When the mission of the order in Palestine was nearing its end, the Teutonic Knights moved their headquarter to Venice and offered their services to Christian rulers confronted with hostile non-Christian neighbors. In 1211, Andrew II of Hungary accepted their services and granted them district of Burzenland in Transylvania. Andrew had been involved in negotiations for the marriage of his daughter with the son of Hermann, the Landgrave of Thuringia, whose vassals included the family of Hermann of Salza, the new grand master of the Teutonic Order. Led by a brother called Theoderich, the Order defended Hungary against the neighbouring Cumans. In 1224 they petitioned Pope Honorius III to be placed directly under the authority of the Papal See, rather than of the King of Hungary.

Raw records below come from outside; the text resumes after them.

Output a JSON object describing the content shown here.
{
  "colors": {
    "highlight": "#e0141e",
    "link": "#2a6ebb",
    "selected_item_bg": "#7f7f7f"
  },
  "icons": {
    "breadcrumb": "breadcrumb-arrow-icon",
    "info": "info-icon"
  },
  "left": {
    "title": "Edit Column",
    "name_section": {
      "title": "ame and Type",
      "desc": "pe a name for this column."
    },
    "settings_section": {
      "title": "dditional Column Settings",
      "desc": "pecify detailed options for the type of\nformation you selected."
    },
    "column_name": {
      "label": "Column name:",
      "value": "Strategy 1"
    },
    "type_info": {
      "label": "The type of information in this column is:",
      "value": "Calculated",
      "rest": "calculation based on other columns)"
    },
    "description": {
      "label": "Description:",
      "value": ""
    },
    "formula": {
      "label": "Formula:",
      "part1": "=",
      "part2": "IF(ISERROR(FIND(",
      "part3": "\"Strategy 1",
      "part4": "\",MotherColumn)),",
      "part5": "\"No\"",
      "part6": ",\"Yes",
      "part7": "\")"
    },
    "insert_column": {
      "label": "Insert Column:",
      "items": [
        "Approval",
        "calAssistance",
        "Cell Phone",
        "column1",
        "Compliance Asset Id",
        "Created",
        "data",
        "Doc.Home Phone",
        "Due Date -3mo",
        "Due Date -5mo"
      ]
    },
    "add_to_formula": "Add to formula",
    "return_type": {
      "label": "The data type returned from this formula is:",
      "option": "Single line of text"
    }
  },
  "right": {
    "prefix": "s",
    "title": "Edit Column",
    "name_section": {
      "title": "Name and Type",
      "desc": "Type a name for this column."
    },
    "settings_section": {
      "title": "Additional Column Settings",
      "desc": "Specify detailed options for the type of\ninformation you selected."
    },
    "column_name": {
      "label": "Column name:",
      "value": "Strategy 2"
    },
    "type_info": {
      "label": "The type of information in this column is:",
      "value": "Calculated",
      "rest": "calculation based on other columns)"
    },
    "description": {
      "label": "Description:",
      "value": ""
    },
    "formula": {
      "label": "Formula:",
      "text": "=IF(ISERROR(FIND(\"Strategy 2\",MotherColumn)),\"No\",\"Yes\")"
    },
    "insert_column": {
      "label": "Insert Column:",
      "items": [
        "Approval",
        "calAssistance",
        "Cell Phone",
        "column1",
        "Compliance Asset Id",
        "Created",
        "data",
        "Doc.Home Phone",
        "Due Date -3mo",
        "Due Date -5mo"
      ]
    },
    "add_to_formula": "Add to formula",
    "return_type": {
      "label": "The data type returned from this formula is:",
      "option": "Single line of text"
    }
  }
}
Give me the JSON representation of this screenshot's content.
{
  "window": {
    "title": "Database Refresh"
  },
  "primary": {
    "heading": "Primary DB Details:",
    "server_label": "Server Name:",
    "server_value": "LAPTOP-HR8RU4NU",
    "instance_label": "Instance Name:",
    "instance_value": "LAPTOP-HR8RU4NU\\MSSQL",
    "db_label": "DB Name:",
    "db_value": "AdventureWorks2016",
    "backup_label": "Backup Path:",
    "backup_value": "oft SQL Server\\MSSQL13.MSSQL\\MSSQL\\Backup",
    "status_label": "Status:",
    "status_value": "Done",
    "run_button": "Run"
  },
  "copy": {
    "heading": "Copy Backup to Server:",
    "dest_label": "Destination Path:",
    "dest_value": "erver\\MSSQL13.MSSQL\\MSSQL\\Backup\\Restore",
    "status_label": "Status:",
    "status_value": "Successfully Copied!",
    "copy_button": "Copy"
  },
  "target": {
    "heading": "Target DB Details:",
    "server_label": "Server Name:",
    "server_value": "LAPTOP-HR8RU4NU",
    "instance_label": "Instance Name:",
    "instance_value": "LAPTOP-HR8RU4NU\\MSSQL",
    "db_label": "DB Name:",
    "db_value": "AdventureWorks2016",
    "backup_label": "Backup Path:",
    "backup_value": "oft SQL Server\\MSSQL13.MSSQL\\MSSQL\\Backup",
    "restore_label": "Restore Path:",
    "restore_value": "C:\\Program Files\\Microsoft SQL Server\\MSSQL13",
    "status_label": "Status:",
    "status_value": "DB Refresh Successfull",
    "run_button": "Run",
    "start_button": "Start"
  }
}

King Andrew responded by expelling them in 1225.
At that time Konrad I Mazowiecki, duke of Mazovia in what is now east-central Poland, appealed to the Knights to defend his realm and to subdue the native tribes in Prussia, giving the Order the Chelmno Land as a fief (1226) for the time until the conquest was over. Soon the Teutonic knights annexed part of the smaller order of Bracia Dobrzynscy and their Dobrzyn Land. The conquest of Prussia was accomplished with great bloodshed over more than 50 years, during which the Prussians were subjugated and forced to adopt Christianity. Eventually the Order transferred its headquarters to a huge brick castle it built at Malbork (Marienburg) on the Nogat River south of Gdansk (Danzig). The Order did not conquer Prussia in order to incorporate it into Poland, but instead ruled it under permits issued by both the Pope and the Holy Roman Emperor as a sovereign Teutonic Order state, comparable to the arrangement of the Knights Hospitallers in Rhodes and later in Malta.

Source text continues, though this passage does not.